Lately I’ve been asking myself a question. I’ve been asking myself why when I see something happen that is wrong (for instance something that is unfair, unjust or inequitable) I can’t just “let it go” as others around me do. Why am I so very disturbed? Why do I become upset? At times I have asked myself, What is wrong with you? Why you can’t just take things in stride? Why you always have to say or do something Shahidah? UGH! Just let it go. Sometimes I feel like I’m the only one that has problem with the way an incident was handled or with the way a person was treated.
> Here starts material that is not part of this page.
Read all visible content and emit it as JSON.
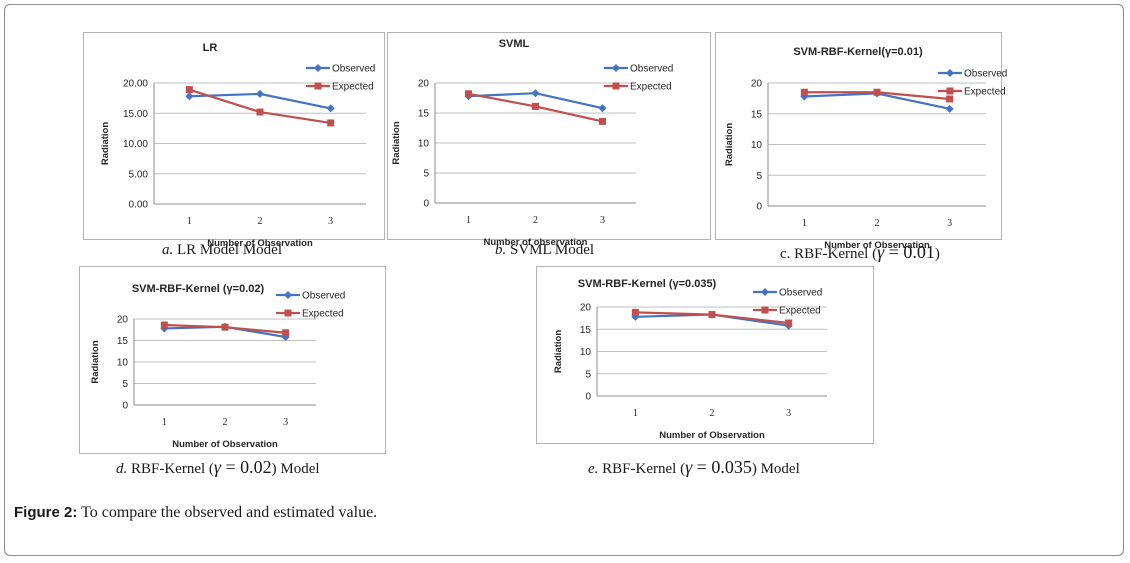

Then one day it hit me. Allah has placed something in me that does not allow me to witness injustice, unfairness or inequality and remain silent. I don’t like to be treated unfairly or with disrespect and I don’t like to see it happen to other people. I instantly feel compelled to say or do something. I can’t sit still. Obviously not everyone has this quality or if they do they may not vocalize their disagreement. I can’t help myself. Does it get me in trouble? Sometimes. Do I make enemies because of it? Sure. But I don’t care because someone has to tell the emperor that he’s wearing no clothes. I’m not rude about it though. And I think I have a pretty good idea about timing and wording. I know you can’t just say things whenever or however you’d like to. I also know when to fight the battle and when to just let something ride.
It seems like in 2009 I have been setting boundaries. One of the boundaries I’ve set is other people can’t come and impose their feelings onto me. I am no longer willing to let someone else tell me that I shouldn’t have certain feelings about an incident I witnessed (or was involved in) or that their understanding of situation is the only one. I can accept someone’s advice and maybe even their assistance in terms of helping me view a situation differently. But when it comes to the invalidation of my feelings…well, I am not accepting it. I have a right to my feelings. I’m not an irrational or unreasonable person so I don’t think someone has the right to do that to me. But I digress, the activist spirit in me resists complacency in the face of injustice. Alhamdulillah for that.